Sarcasm in Fawlty Towers

What can we learn from sarcasm?

Fawlty towers

If you are learning English and your level is decent, I’d suggest you start looking at sarcasms as they are a way for communication for quite a few people in the UK. Some aren’t fans of it as it may be misunderstood, but quite a big chunk of British comedy uses sarcasms. It’s not a good idea to teach children through sarcasms as they might misinterpret  it altogether but for adolescents and adults, it is, in my opinion absolutely fine. Remember not to be sarcastic in your IELTS or any other English exam because it’s not the right place to do so ;). Overall, we can learn about the English culture and what people here enjoy watching though you have to remember that if someone is mean to you through sarcasm, you have to respond accordingly.



So today, I’d like to share one of my favourites, an episode from Fawlty Towers that has become known as “A room with a view”. To sum up, it’s an episode where there’s a whole lot of miscommunication is taking place between the main characters. In this particular scene, Mrs Richards wants to get a discount claiming that the room is not to her expectations. There are some references to the following places: 

  1. Torquay – a city by the sea in England
  2. Sydney Opera House – you know where it is
  3. The Hanging Gardens of Babylon – a place mentioned in the Bible.
Here’s the video:
 Here is the dialogue between Basil Fawlty, Mrs. Richards and Manuel. 


Basil: Good morning Madam. Can I help you?
Mrs Richards: Are you the manager?
Basil: I am the owner, Madam.
Mrs Richards: What?
Basil: I am the owner.
Mrs Richards: I want to speak to the manager.
Basil: I am the manager too.
Mrs Richards: What?
Basil: I am the manager as well.
Manuel: Mana(h)er, him mana(h)er!
Basil: Shut up!
Mrs Richards: Oh…! You’re What!
Basil: …. I’m the manager.
Mrs Richards: What?
Basil: I am the manager.
Mrs Richards: Yes, I know, you’ve just told me. What’s the matter with you? Now listen to me! I’ve booked a room with a bath.

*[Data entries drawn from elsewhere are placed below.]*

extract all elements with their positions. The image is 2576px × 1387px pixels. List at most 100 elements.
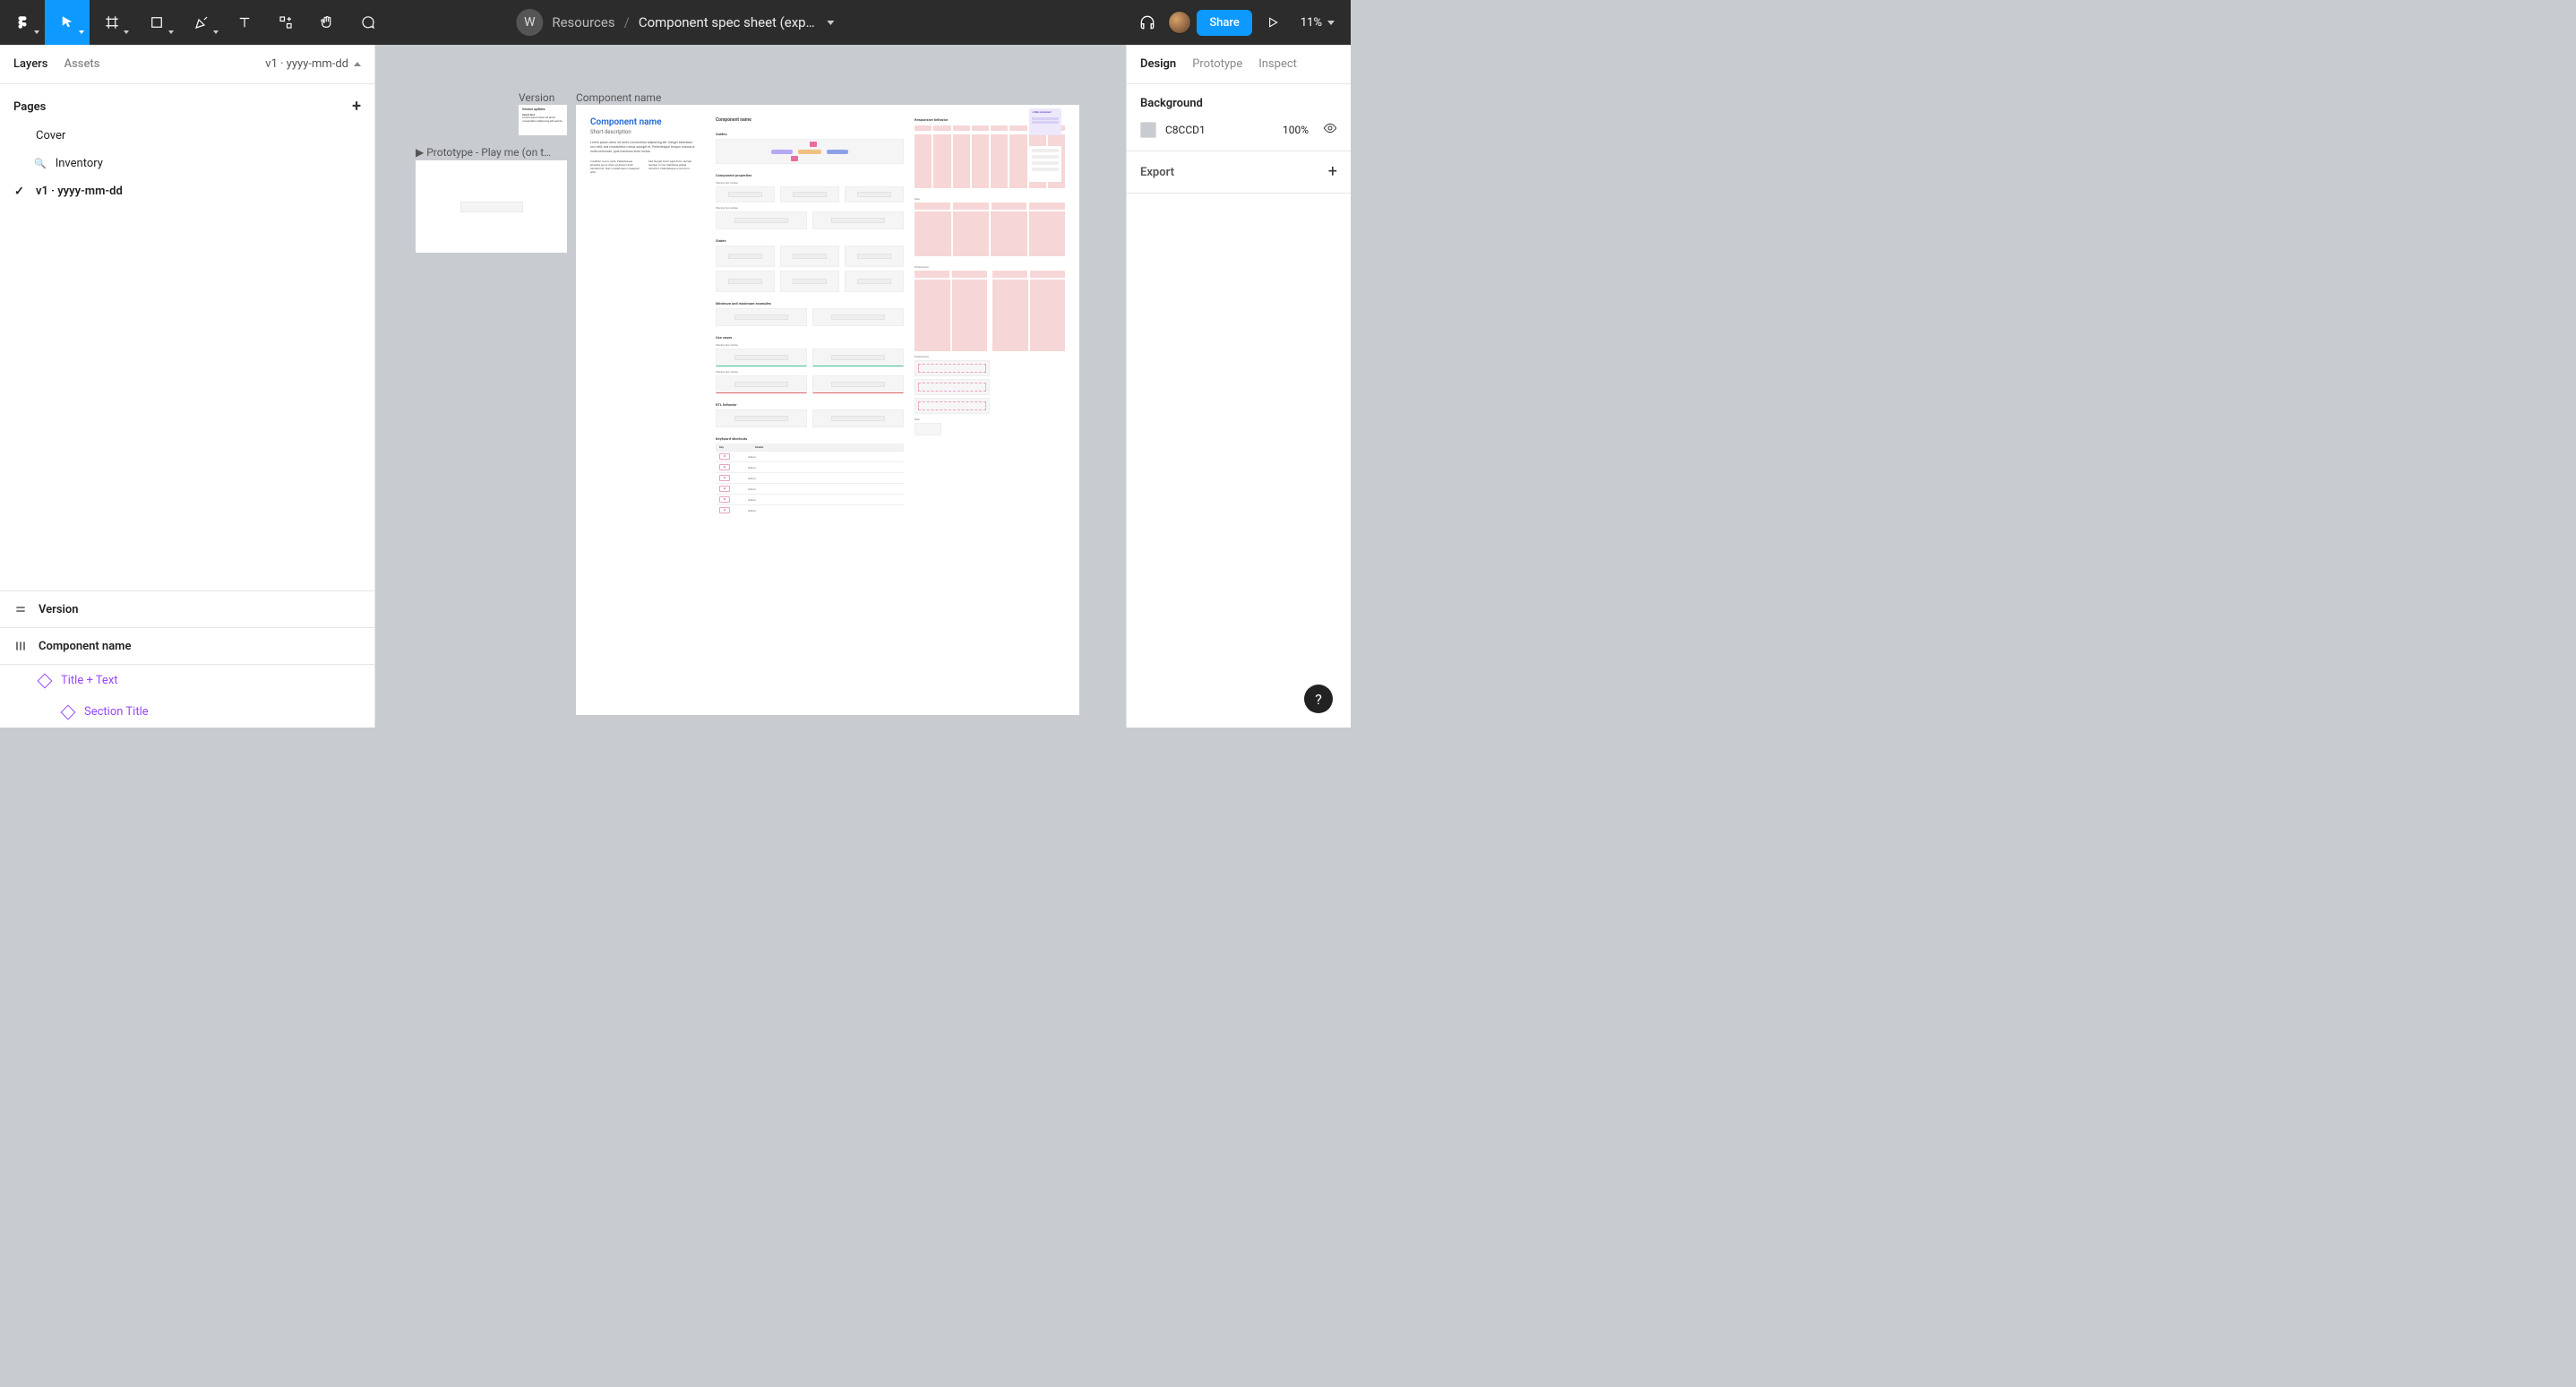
prototype-placeholder (460, 202, 523, 212)
background-row[interactable]: C8CCD1 100% (1140, 121, 1337, 138)
page-label: v1 · yyyy-mm-dd (36, 185, 123, 198)
frame-icon (104, 14, 120, 30)
layer-label: Title + Text (61, 674, 118, 687)
sec-keyboard: Keyboard shortcuts (716, 436, 904, 441)
audio-button[interactable] (1132, 7, 1163, 38)
export-title: Export (1140, 166, 1174, 179)
resp-dimensions-2: Dimensions (914, 355, 1065, 358)
tab-prototype[interactable]: Prototype (1192, 57, 1242, 71)
chevron-up-icon (354, 62, 361, 66)
instance-icon (61, 704, 76, 719)
figma-logo-icon (14, 14, 30, 30)
tab-layers[interactable]: Layers (13, 57, 47, 71)
page-item-cover[interactable]: Cover (0, 122, 374, 150)
share-button[interactable]: Share (1197, 10, 1252, 36)
hand-tool[interactable] (306, 0, 348, 45)
resp-size: Size (914, 197, 1065, 201)
pages-header: Pages + (0, 84, 374, 122)
layer-frame-version[interactable]: Version (0, 591, 374, 628)
guides-diagram (716, 139, 904, 164)
sec-properties: Component properties (716, 173, 904, 177)
layer-title-text[interactable]: Title + Text (0, 665, 374, 696)
zoom-control[interactable]: 11% (1293, 16, 1342, 30)
comment-icon (360, 14, 376, 30)
use-label-1: Placing 2px stroke (716, 343, 904, 347)
canvas-frame-version[interactable]: Version updates Insert text Lorem ipsum … (519, 105, 567, 135)
frame-label-prototype[interactable]: ▶ Prototype - Play me (on t… (416, 146, 551, 159)
file-name[interactable]: Component spec sheet (exp… (639, 14, 815, 30)
user-avatar[interactable] (1168, 11, 1191, 34)
pen-icon (193, 14, 210, 30)
breadcrumb-root[interactable]: Resources (552, 14, 614, 30)
prop-label-2: Placing 2px stroke (716, 206, 904, 210)
background-title: Background (1140, 97, 1337, 110)
keyboard-table: KeyDetails ⌘Action ⌘Action ⌘Action ⌘Acti… (716, 444, 904, 515)
background-opacity[interactable]: 100% (1283, 124, 1309, 136)
spec-title: Component name (590, 117, 698, 127)
magnifier-icon: 🔍 (34, 158, 47, 169)
spec-lorem-2a: Curabitur a arcu nulla. Pellentesque pha… (590, 159, 640, 175)
background-swatch[interactable] (1140, 122, 1156, 138)
file-menu-caret[interactable] (828, 21, 835, 25)
resources-icon (278, 14, 294, 30)
left-panel: Layers Assets v1 · yyyy-mm-dd Pages + Co… (0, 45, 375, 728)
present-button[interactable] (1258, 7, 1288, 38)
canvas-frame-main-component[interactable]: ✦ Main component (1029, 108, 1061, 135)
resp-mini-boxes (914, 360, 990, 414)
chevron-down-icon (1327, 21, 1335, 25)
background-hex[interactable]: C8CCD1 (1165, 124, 1274, 136)
frame-label-version[interactable]: Version (519, 91, 554, 104)
page-item-v1[interactable]: ✓ v1 · yyyy-mm-dd (0, 177, 374, 205)
canvas-frame-side-list[interactable] (1029, 146, 1061, 182)
layer-frame-component[interactable]: Component name (0, 628, 374, 665)
prop-label-1: Placing 2px stroke (716, 181, 904, 185)
resources-tool[interactable] (265, 0, 306, 45)
export-section: Export + (1127, 151, 1351, 194)
pen-tool[interactable] (179, 0, 224, 45)
add-export-button[interactable]: + (1328, 164, 1337, 180)
version-card-body: Lorem ipsum dolor sit amet consectetur a… (522, 116, 563, 124)
canvas-frame-prototype[interactable] (416, 160, 567, 253)
text-tool[interactable] (224, 0, 265, 45)
shape-tool[interactable] (134, 0, 179, 45)
right-panel-tabs: Design Prototype Inspect (1127, 45, 1351, 84)
hand-icon (319, 14, 335, 30)
page-item-inventory[interactable]: 🔍 Inventory (0, 150, 374, 177)
pages-title: Pages (13, 100, 46, 114)
version-card-title: Version updates (522, 108, 563, 112)
workspace-badge[interactable]: W (516, 9, 543, 36)
page-list: Cover 🔍 Inventory ✓ v1 · yyyy-mm-dd (0, 122, 374, 214)
tab-inspect[interactable]: Inspect (1258, 57, 1297, 71)
spec-lorem-1: Lorem ipsum dolor sit amet, consectetur … (590, 141, 698, 154)
frame-label-component[interactable]: Component name (576, 91, 661, 104)
instance-icon (38, 673, 53, 688)
toolbar-right: Share 11% (1132, 7, 1351, 38)
visibility-toggle[interactable] (1323, 121, 1337, 138)
layer-label: Section Title (84, 705, 149, 719)
main-menu-button[interactable] (0, 0, 45, 45)
play-icon (1266, 15, 1280, 30)
help-button[interactable]: ? (1304, 685, 1333, 713)
spec-subtitle: Short description (590, 129, 698, 135)
tab-design[interactable]: Design (1140, 57, 1176, 71)
tab-assets[interactable]: Assets (64, 57, 99, 71)
page-selector[interactable]: v1 · yyyy-mm-dd (265, 57, 361, 71)
add-page-button[interactable]: + (352, 99, 361, 115)
toolbar: W Resources / Component spec sheet (exp…… (0, 0, 1351, 45)
rectangle-icon (149, 14, 165, 30)
headphones-icon (1138, 13, 1156, 31)
canvas-frame-component[interactable]: Component name Short description Lorem i… (576, 105, 1079, 715)
layer-section-title[interactable]: Section Title (0, 696, 374, 728)
frame-icon (13, 639, 28, 653)
layers-tree: Version Component name Title + Text Sect… (0, 590, 374, 728)
spec-header-2: Component name (716, 117, 904, 123)
right-panel: Design Prototype Inspect Background C8CC… (1126, 45, 1351, 728)
canvas[interactable]: Version Version updates Insert text Lore… (375, 45, 1126, 728)
comment-tool[interactable] (348, 0, 389, 45)
use-label-2: Placing 2px stroke (716, 370, 904, 374)
toolbar-center: W Resources / Component spec sheet (exp… (516, 9, 834, 36)
move-tool[interactable] (45, 0, 90, 45)
page-selector-label: v1 · yyyy-mm-dd (265, 57, 348, 71)
page-label: Inventory (56, 157, 103, 170)
frame-tool[interactable] (90, 0, 134, 45)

When I book a room with a bath, I expect to get a bath.
Basil: You’ve got a bath.
Mrs Richards: I’m not paying seven pounds twenty pence per night plus VAT for a room without a bath.
Basil: There is your bath.
Mrs Richards: You call that a bath? It’s not big enough to drown a mouse. It’s disgraceful.
Basil: (muttering) I wish you were a mouse, I’d show you.
Mrs Richards: And another thing! I asked for a room with a view.
Basil: (to himself) Deaf, mad and blind. This is the view as far as I can remember, madam. Yes, this is it.
Mrs Richards: When I pay for a view, I expect something more interesting than that.
Basil: That is Torquay, Madam.
Mrs Richards: Well, it’s not good enough.
Basil: Well … may I ask what you were hoping to see out of a Torquay hotel bedroom window? Sydney Opera House perhaps? The Hanging Gardens of Babylon? Herds of wildebeeste sweeping majestically … ?
Mrs Richards: Don’t be silly. I expect to be able to see the sea.
Basil: You can see the sea. It’s over there between the land and the sky.
Mrs Richards: I’d need a telescope to see that.
Basil Fawlty: Well, perhaps you should consider moving to a hotel closer to the sea. Or preferably in it.
Mrs Richards: Now listen to me! I’m not satisfied, but I have decided to stay here. However, I shall expect a reduction.
Basil: Why? Because Krakatoa’s not erupting at the moment?
Mrs Richards: Because the room is cold, the bath is too small, the view is invisible and the radio doesn’t work.
Basil: No, the radio works. You don’t.
Mrs Richards: What?
Basil: I’ll see if I can fix it, you scabby old bat.
[He turns the radio on to the limit.] Basil: I think we got something then!
Mrs Richards: What!
Basil: I think we got something then!
Mrs Richards: What are you doing?
Manuel: Qué?
Basil: Madam, ….. don’t think me rude, but may I ask …. do you by chance have a hearing aid?
Mrs Richards: A what?
Basil: A hearing aid!!!
Mrs Richards: Yes, I do have a hearing aid.
Basil: Would you like me to get it mended?
Mrs Richards: Mended? It’s working perfectly all right.
Basil: No, it isn’t.
Mrs Richards: I haven’t got it turned on at the moment.
Basil: Why not?
Mrs Richards: The battery runs down. Now what sort of reduction are you going to give me on this room?
Basil: (whispering) sixty per cent if you turn that on.
Mrs Richards: What?
Basil: My wife handles all such matters, I’m sure she will be delighted to discuss it with you.
Mrs Richards: I shall speak to her after lunch.
Basil: You heard that all right, didn’t you.
Mrs Richards: What?
Basil: Thank you so much. Lunch will be served at half past twelve. Manuel Manuel!